OAO TMK, a leading Russian producer of pipes for the oil and gas industry, announces its unaudited IFRS financial results for the six months ending June 30, 2010.

Revenue increased by 73.6% to US$2566.2M from strong seamless and welded tube sales following growth in key markets.

Gross profit increased to $585.8M, a year-on-year increase of 161.7%, from a combination of higher capacity utilisation rates, higher sales volumes and higher prices for pipe products.

Adjusted EBITDA increased from $145.8M in the first half of 2009 to $414.7M in the first half of 2010.

Loans and borrowings decreased by 2.9% as compared to December 31, 2009, and amounted to $3606.4M. The share of short-term loans and borrowings, representing 41.4% as of December 31, 2009, decreased to 22.9% as of June 30, 2010. TMK’s weighted average nominal interest rate as at June 30, 2010 was 9.0% compared to 12.3% as at June 30, 2009.

Total pipe sales volumes increased by 57.7% to 1886kt with a 210.2% increase in the US segment.

Seamless pipe sales volumes increased by 41.4% compared to the previous year. This increase in sales volumes was mainly driven by the recovery in demand in North America, in particular for higher grade pipe for horizontal drilling in shale gas deposits.

Welded pipe sales volumes increased by 86.3% to 811kt from robust demand for oil and gas and large-diameter (LD) welded products. Sales of LD pipe, stimulated by large-scale Russian pipeline projects, increased by 227.3%.

OCTG sales volumes increased by 50.5% to 746kt as strong demand from the North American market boosted sales volumes and favourable oil prices kept Russian drilling activity healthy.

In May 2010, TMK’s US plant, Ipsco opened a new Ultra Premium Connections production facility in the Marcellus Shale Region.

The mill, located in Brookfield, Ohio, threads pipe with TMK Ipsco's line of Ultra Premium Connections to support TMK Ipsco's growing market share in the Marcellus Shale gas field.

In June 2010, TMK established TMK Africa Tubulars. Located in Cape Town, this new subsidiary oversees the sale of pipe products in Sub-Saharan markets.

In August 2010, TMK Ipsco established a sales office in Calgary, Alberta, Canada. The new office will serve as TMK Ipsco's Canadian headquarters for sales and will support both conventional and unconventional hydrocarbon exploration and development programmes in Canada.

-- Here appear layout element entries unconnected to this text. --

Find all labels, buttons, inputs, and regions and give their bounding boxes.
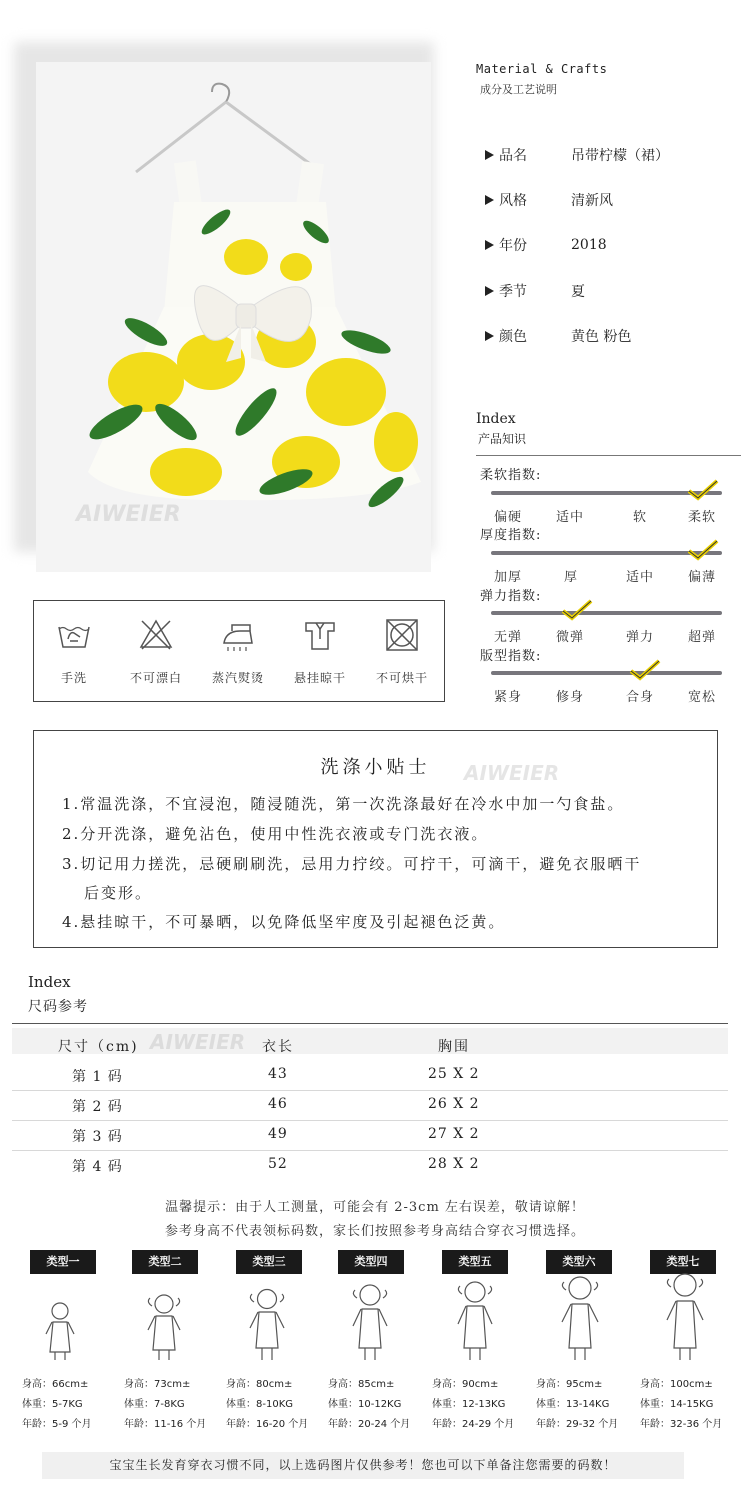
child-figure-icon xyxy=(244,1286,290,1362)
care-item-hand-wash xyxy=(34,601,114,701)
type-tag: 类型五 xyxy=(442,1250,508,1274)
triangle-bullet-icon xyxy=(485,286,494,296)
indicator-option: 紧身 xyxy=(494,690,523,705)
type-tag: 类型四 xyxy=(338,1250,404,1274)
attr-key: 季节 xyxy=(499,284,527,300)
tip-line: 3.切记用力搓洗，忌硬刷刷洗，忌用力拧绞。可拧干，可滴干，避免衣服晒干 xyxy=(62,855,642,873)
type-height: 身高：66cm± xyxy=(22,1379,89,1390)
type-weight: 体重：13-14KG xyxy=(536,1399,610,1410)
table-cell: 第 2 码 xyxy=(72,1099,123,1115)
divider xyxy=(12,1023,728,1024)
type-info xyxy=(124,1375,206,1435)
attr-row-style xyxy=(485,190,613,210)
type-tag: 类型七 xyxy=(650,1250,716,1274)
table-header-cell: 衣长 xyxy=(262,1039,294,1055)
indicator-option: 无弹 xyxy=(494,630,523,645)
type-info xyxy=(536,1375,618,1435)
indicator-label-fit: 版型指数: xyxy=(480,649,542,664)
attr-row-year xyxy=(485,235,607,255)
indicator-option: 宽松 xyxy=(688,690,717,705)
type-weight: 体重：7-8KG xyxy=(124,1399,185,1410)
indicator-option: 厚 xyxy=(564,570,579,585)
indicator-option-selected: 合身 xyxy=(626,690,655,705)
type-tag: 类型三 xyxy=(236,1250,302,1274)
type-info xyxy=(640,1375,722,1435)
type-age: 年龄：20-24 个月 xyxy=(328,1419,411,1430)
indicator-option: 偏硬 xyxy=(494,510,523,525)
table-cell: 26 X 2 xyxy=(428,1096,480,1112)
type-weight: 体重：10-12KG xyxy=(328,1399,402,1410)
indicator-option: 加厚 xyxy=(494,570,523,585)
child-figure-icon xyxy=(658,1270,712,1362)
type-info xyxy=(226,1375,308,1435)
type-age: 年龄：5-9 个月 xyxy=(22,1419,92,1430)
indicator-option: 适中 xyxy=(556,510,585,525)
type-info xyxy=(22,1375,92,1435)
type-tag: 类型二 xyxy=(132,1250,198,1274)
watermark: AIWEIER xyxy=(464,761,560,785)
attr-row-name xyxy=(485,145,669,165)
attr-value: 清新风 xyxy=(571,193,613,209)
indicator-label-elasticity: 弹力指数: xyxy=(480,589,542,604)
triangle-bullet-icon xyxy=(485,240,494,250)
table-cell: 43 xyxy=(268,1066,288,1082)
care-symbols-box xyxy=(33,600,445,702)
material-title: Material & Crafts xyxy=(476,62,608,76)
height-note: 参考身高不代表领标码数，家长们按照参考身高结合穿衣习惯选择。 xyxy=(164,1224,585,1239)
attr-row-season xyxy=(485,281,585,301)
tip-line: 2.分开洗涤，避免沾色，使用中性洗衣液或专门洗衣液。 xyxy=(62,825,489,843)
indicator-option-selected: 微弹 xyxy=(556,630,585,645)
washing-tips-box xyxy=(33,730,718,948)
divider xyxy=(476,455,741,456)
index-title: Index xyxy=(476,411,516,427)
type-height: 身高：90cm± xyxy=(432,1379,499,1390)
care-label: 蒸汽熨烫 xyxy=(211,671,264,685)
type-height: 身高：95cm± xyxy=(536,1379,603,1390)
watermark: AIWEIER xyxy=(76,502,181,527)
index-subtitle: 产品知识 xyxy=(478,432,527,446)
type-age: 年龄：16-20 个月 xyxy=(226,1419,309,1430)
type-tag: 类型六 xyxy=(546,1250,612,1274)
table-header-cell: 胸围 xyxy=(438,1039,470,1055)
type-weight: 体重：14-15KG xyxy=(640,1399,714,1410)
type-age: 年龄：24-29 个月 xyxy=(432,1419,515,1430)
table-cell: 第 3 码 xyxy=(72,1129,123,1145)
attr-value: 2018 xyxy=(571,237,607,253)
attr-key: 年份 xyxy=(499,238,527,254)
care-label: 不可烘干 xyxy=(375,671,428,685)
row-divider xyxy=(12,1150,728,1151)
table-cell: 25 X 2 xyxy=(428,1066,480,1082)
attr-value: 吊带柠檬（裙） xyxy=(571,148,669,164)
attr-key: 风格 xyxy=(499,193,527,209)
type-height: 身高：100cm± xyxy=(640,1379,713,1390)
type-tag: 类型一 xyxy=(30,1250,96,1274)
attr-value: 夏 xyxy=(571,284,585,300)
table-cell: 第 1 码 xyxy=(72,1069,123,1085)
footer-note: 宝宝生长发育穿衣习惯不同，以上选码图片仅供参考！您也可以下单备注您需要的码数！ xyxy=(42,1452,684,1479)
attr-key: 品名 xyxy=(499,148,527,164)
type-weight: 体重：12-13KG xyxy=(432,1399,506,1410)
type-height: 身高：80cm± xyxy=(226,1379,293,1390)
child-figure-icon xyxy=(40,1300,80,1362)
care-item-hang-dry xyxy=(280,601,360,701)
check-icon xyxy=(560,598,594,622)
indicator-label-thickness: 厚度指数: xyxy=(480,528,542,543)
indicator-bar xyxy=(491,611,722,615)
hand-wash-icon xyxy=(56,617,92,653)
child-figure-icon xyxy=(142,1292,186,1362)
care-label: 手洗 xyxy=(60,671,87,685)
indicator-bar xyxy=(491,671,722,675)
indicator-option: 弹力 xyxy=(626,630,655,645)
attr-value: 黄色 粉色 xyxy=(571,329,632,345)
product-photo xyxy=(36,62,431,572)
indicator-option: 软 xyxy=(633,510,648,525)
steam-iron-icon xyxy=(220,617,256,653)
material-subtitle: 成分及工艺说明 xyxy=(480,83,557,96)
no-bleach-icon xyxy=(138,617,174,653)
table-cell: 第 4 码 xyxy=(72,1159,123,1175)
indicator-option: 超弹 xyxy=(688,630,717,645)
table-cell: 49 xyxy=(268,1126,288,1142)
type-info xyxy=(328,1375,410,1435)
type-height: 身高：73cm± xyxy=(124,1379,191,1390)
watermark: AIWEIER xyxy=(150,1030,246,1054)
indicator-option: 修身 xyxy=(556,690,585,705)
attr-row-color xyxy=(485,326,631,346)
care-item-no-tumble-dry xyxy=(362,601,442,701)
triangle-bullet-icon xyxy=(485,195,494,205)
tip-line: 1.常温洗涤，不宜浸泡，随浸随洗，第一次洗涤最好在冷水中加一勺食盐。 xyxy=(62,795,625,813)
type-age: 年龄：32-36 个月 xyxy=(640,1419,723,1430)
table-header-cell: 尺寸（cm) xyxy=(58,1039,139,1055)
table-cell: 28 X 2 xyxy=(428,1156,480,1172)
indicator-label-softness: 柔软指数: xyxy=(480,468,542,483)
type-age: 年龄：11-16 个月 xyxy=(124,1419,207,1430)
size-title: Index xyxy=(28,973,71,991)
child-figure-icon xyxy=(450,1278,500,1362)
table-cell: 52 xyxy=(268,1156,288,1172)
attr-key: 颜色 xyxy=(499,329,527,345)
check-icon xyxy=(686,478,720,502)
triangle-bullet-icon xyxy=(485,331,494,341)
indicator-option-selected: 偏薄 xyxy=(688,570,717,585)
care-item-no-bleach xyxy=(116,601,196,701)
type-height: 身高：85cm± xyxy=(328,1379,395,1390)
triangle-bullet-icon xyxy=(485,150,494,160)
table-cell: 27 X 2 xyxy=(428,1126,480,1142)
indicator-option: 适中 xyxy=(626,570,655,585)
tip-line: 后变形。 xyxy=(84,884,153,902)
child-figure-icon xyxy=(554,1274,606,1362)
care-item-steam-iron xyxy=(198,601,278,701)
child-figure-icon xyxy=(346,1282,394,1362)
row-divider xyxy=(12,1090,728,1091)
indicator-option-selected: 柔软 xyxy=(688,510,717,525)
type-weight: 体重：5-7KG xyxy=(22,1399,83,1410)
check-icon xyxy=(628,658,662,682)
type-info xyxy=(432,1375,514,1435)
check-icon xyxy=(686,538,720,562)
hang-dry-icon xyxy=(302,617,338,653)
table-cell: 46 xyxy=(268,1096,288,1112)
tip-line: 4.悬挂晾干，不可暴晒，以免降低坚牢度及引起褪色泛黄。 xyxy=(62,913,506,931)
type-age: 年龄：29-32 个月 xyxy=(536,1419,619,1430)
measurement-note: 温馨提示：由于人工测量，可能会有 2-3cm 左右误差，敬请谅解！ xyxy=(165,1200,585,1215)
care-label: 悬挂晾干 xyxy=(293,671,346,685)
tips-title: 洗涤小贴士 xyxy=(320,757,431,778)
type-weight: 体重：8-10KG xyxy=(226,1399,294,1410)
row-divider xyxy=(12,1120,728,1121)
care-label: 不可漂白 xyxy=(129,671,182,685)
no-tumble-dry-icon xyxy=(384,617,420,653)
size-subtitle: 尺码参考 xyxy=(28,999,88,1015)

Russia remains TMK’s key market and accounted for 59.7% of total ??? sales volumes in the first half of 2010. TMK’s Russian pipe market share remained strong with approximately 27% of the market.

In its core seamless oil and gas pipe market, the company retained its dominant position with an estimated 65% of the Russian seamless market even as the latter grew by 27%.

In the welded tube business TMK’s market share increased from 14% in the first half of 2009 to close to 18% as of June 30, 2010.

The welded large-diameter landscape continued to benefit from the implementation of major Gazprom and Transneft pipeline projects in Russia.

During the period, TMK supplied Transneft with over 90kt of longitudinal welded large-diameter pipes for the construction of the second phases of the Baltic Pipeline System (BPS-2) and Eastern Siberia - Pacific Ocean Pipeline (ESPO-2) and the Purpe-Samotlor line.

TMK also supplied 149 thousand tonnes of welded large-diameter pipes to Gazprom as part of supply agreements covering deliveries of pipe for such projects as the Sakhalin-Khabarovsk-Vladivostok, Bovanenkovo-Ukhta and Pochinki-Gryazovets gas lines.

Although industrial pipe is a non-core product group, the company enjoyed a 32.6% seamless industrial pipe market share in the first half of 2010. Seamless industrial pipe sales volumes increased by 35.4% in the first six months of 2010 y-o-y mainly as a result of increased demand from the automotive sector.

Following its rapid recovery in the second half of 2009, North American drilling activity remained robust throughout the first six months of 2010.The number of active drilling rigs in the US increased by close to 70% between June 2009 and June 2010.

Despite relatively weak natural gas prices, Shale Plays continued to be the major demand driver behind TMK Ipsco production and Ultra premium products.

North American domestic producers continued to benefit from trade restrictions against low-cost Chinese pipe products. With the Chinese withdrawing from the market at the end of 2009, industry inventory levels as high as 14 to 15 months of supply were worked down to more normal levels of 4-5 months of supply.

Pipe products sold outside Russia amounted to 759.3kt and represented 40.3% of the company’s total sales volumes, up from 31.9% in the first half of 2009. The increase in volumes sold outside Russia was mainly driven by the significant growth in sales observed at TMK Ipsco. Exports from the company’s Russian plants amounted to 258.5kt.